1. GENERAL HEADING: Language: Sounds, Structure, Meter

2. TITLE OF EXERCISE: "Finding the Breaks"

3. GOALS: To encourage understanding of use of line length (breath length), punctuation and holding vocal energy up to end of line/ sentences/ speech.

4. NUMBER OF STUDENTS: Whole class in groups of 4 or 5, sitting one behind the other, or in a circle.

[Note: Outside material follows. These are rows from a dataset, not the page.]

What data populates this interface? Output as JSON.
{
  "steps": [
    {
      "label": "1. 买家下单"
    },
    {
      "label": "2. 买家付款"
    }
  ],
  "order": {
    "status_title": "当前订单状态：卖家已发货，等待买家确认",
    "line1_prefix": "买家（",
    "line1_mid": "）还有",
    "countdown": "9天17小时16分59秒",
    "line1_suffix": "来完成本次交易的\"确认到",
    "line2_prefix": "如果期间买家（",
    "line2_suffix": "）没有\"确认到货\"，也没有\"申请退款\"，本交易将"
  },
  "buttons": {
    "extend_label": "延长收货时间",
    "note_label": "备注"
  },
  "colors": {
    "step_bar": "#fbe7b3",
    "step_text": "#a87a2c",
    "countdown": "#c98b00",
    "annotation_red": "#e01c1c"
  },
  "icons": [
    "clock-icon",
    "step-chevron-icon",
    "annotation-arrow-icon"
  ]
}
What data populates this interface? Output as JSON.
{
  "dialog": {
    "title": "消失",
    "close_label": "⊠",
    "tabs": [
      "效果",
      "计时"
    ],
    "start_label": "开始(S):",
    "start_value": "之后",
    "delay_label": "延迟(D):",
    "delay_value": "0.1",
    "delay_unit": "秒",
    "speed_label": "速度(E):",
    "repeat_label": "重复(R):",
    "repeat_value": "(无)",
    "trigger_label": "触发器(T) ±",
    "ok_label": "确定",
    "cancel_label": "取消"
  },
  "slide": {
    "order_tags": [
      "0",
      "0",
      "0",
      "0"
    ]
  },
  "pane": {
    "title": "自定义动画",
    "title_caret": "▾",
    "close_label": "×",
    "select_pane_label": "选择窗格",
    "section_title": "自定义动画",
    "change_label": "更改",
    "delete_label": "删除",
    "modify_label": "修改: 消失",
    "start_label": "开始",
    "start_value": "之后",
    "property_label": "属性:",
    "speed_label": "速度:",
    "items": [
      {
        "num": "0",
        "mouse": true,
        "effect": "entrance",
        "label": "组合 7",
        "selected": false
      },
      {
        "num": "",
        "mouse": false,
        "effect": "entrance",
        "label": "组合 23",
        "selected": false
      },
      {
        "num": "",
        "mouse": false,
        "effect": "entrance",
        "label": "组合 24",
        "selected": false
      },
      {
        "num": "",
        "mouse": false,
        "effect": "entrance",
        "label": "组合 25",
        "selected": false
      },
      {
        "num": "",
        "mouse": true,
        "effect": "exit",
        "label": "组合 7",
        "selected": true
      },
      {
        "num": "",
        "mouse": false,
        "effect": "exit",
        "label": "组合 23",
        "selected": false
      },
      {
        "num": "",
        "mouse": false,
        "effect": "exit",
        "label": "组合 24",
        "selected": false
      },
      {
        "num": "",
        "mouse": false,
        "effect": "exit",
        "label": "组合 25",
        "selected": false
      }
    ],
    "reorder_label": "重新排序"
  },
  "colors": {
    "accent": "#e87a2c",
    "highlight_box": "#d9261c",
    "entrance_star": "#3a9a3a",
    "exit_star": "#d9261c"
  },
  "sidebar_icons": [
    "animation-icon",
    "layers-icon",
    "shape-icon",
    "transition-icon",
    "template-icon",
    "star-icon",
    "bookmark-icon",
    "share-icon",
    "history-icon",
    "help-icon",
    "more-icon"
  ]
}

5. EQUIPMENT AND SUPPLIES: Index cards

6. CLASS TIME NEEDED: 20 minutes

7. STEP-BY-STEP DESCRIPTION: Locate verse passages from less well-known Shakespearean plays. Rewrite clearly, removing all indication of length of line, punctuation marks, editorial additions. On the index cards this will look like prose. Retain capital letters for proper names and apostrophes for possessives or shortened words. The first player in the first group takes a card and reads it aloud, sight unseen, then passes it to the next person. Each person reads with only the previous reading to help her/him to make sense of the passage. By the time it reaches the last member of the group it usually makes reasonable sense. Then the first group sits aside and watches the next group struggle to make sense of their card.

8. POINTS FOR OBSERVATION, DISCUSSION: Follow up with discussion of how Shakespeare helps the reader/ actor by the way he shapes his verse line, by breath control and punctuation.

9. SOURCE/REFERENCE: I believe this game is used in the summer training course at the Royal National Theatre, but its actual source is unknown to me.

10. ADDITIONAL READING: Try the same game with passages from Moliere (Wilbur trans.), with other verse playwrights, and even with contemporary U.S. prose playwrights such as Mamet. Discuss how natural Shakespeare's verse line is to English speakers.

11. VARIATIONS: John Barton. Using the Verse videotape (Films for the Humanities, 1990).